Planning for the Report

Using a similar framework of outputs as the CIPD report, this report will try to gain further research by conducting approximately ten brief case studies through questionnaires, research and interviews. The studies will be conducted on large and medium sized businesses, councils, charities or other organisation and will be seeking to find the following;

  • Do they utilise internal web 2.0 and/or enterprise 2.0
  • Do they use online chat/discussion boards, rating/review systems, blogs, media streaming, or podcasts for employees, customers or other stakeholders?
  • What benefits, if any, have come from them?
  • Have they had any negative experiences with these features, if so what?
  • Do they use Wikis which are user regulated for organisational knowledge distribution?
  • Do they use or allow any other form of social networking and if so how?
  • An overall rating their perceived effectiveness for each.

The research will also include a section for comments, if any, that the participant wishes to make.
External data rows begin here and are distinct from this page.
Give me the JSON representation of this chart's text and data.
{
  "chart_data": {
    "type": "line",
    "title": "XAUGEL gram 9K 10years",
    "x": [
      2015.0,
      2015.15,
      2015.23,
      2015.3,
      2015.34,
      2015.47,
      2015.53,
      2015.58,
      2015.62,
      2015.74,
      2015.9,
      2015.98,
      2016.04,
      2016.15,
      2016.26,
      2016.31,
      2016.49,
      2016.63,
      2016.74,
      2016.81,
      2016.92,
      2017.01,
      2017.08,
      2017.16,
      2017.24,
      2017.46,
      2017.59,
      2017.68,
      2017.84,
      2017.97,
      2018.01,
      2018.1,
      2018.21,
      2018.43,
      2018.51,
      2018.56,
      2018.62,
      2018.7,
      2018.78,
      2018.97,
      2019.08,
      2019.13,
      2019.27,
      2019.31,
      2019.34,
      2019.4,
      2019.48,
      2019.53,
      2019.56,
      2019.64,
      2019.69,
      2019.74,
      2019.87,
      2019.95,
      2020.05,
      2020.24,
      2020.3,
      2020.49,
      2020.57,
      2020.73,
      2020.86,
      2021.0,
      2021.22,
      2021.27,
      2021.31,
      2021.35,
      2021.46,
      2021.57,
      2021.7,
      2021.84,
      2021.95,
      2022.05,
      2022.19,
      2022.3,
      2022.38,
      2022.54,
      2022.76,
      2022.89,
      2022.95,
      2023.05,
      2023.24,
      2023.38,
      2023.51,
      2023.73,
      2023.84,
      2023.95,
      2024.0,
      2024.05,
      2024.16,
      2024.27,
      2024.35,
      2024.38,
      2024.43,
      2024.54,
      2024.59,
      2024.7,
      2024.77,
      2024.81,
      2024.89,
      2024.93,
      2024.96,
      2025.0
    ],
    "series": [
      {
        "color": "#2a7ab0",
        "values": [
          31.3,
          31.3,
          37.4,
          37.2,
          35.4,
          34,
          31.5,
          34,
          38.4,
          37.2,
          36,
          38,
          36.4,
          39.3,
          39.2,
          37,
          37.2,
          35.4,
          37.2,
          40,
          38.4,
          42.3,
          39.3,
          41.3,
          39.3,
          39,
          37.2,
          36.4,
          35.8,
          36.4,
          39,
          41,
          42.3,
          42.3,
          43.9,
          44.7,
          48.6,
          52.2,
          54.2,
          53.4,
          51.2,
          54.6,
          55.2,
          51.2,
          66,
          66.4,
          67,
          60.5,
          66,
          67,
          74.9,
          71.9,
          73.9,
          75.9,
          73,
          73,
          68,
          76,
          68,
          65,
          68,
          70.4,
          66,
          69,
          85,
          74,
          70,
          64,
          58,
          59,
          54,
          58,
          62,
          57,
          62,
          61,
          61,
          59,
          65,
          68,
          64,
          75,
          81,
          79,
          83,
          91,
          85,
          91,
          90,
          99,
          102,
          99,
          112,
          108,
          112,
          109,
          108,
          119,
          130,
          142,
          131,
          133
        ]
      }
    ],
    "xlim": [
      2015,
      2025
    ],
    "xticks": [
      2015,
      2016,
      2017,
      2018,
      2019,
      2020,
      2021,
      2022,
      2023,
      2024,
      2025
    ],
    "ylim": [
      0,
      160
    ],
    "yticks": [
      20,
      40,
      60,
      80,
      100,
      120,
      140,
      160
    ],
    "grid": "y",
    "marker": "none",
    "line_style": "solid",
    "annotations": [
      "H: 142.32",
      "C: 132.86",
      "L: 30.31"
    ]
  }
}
This will be a management and workforce opinion and it is hope to be able to conduct these interviews by telephone and email and possibly through web applications, blogs and social media, which would be quite appropriate but may influence the outcome of the participants’ response in favour Web 2.0 as that is how they are participating in the research.

It is hoped to do this by calling head offices, emailing appropriate people in an organisation and if any questions are unable to be answered they can be sourced from other places like looking at websites and academic company research. This way an external view of the company can also be gathered. Each piece of information on a certain company can be aggregated to form a bigger picture of one single organisation using triangulation of results.

With this information it is hoped to produce around ten brief case studies like that undertaken by the CIPD. The scope of the project allows for an analysis to be conducted with an adequate amount of information from case studies and literature review.

An evaluation of the report will be necessary to compare with similar studies and asses the reliability of sources and the research methods used and see where value has been added. Possible improvements and recommendations for further work will be included as part of the main report.

Bibliography & References

Chartered Institute of Personnel and Development. (2009). Web 2.0 And Human Resource Management: 'Groundswell' or hype? London: CIPD.

Shuen, A. (2008). Web 2.0: A Strategy Guide. Cambridge: O'Reilly Media.

Surowiecki, J. (2004). The Wisdom of Crowds . London: Little, Brown.

Williams, T. &. (2006). Wikinomics - How mass Collaboration Changes Everything. London: Atlantic Books.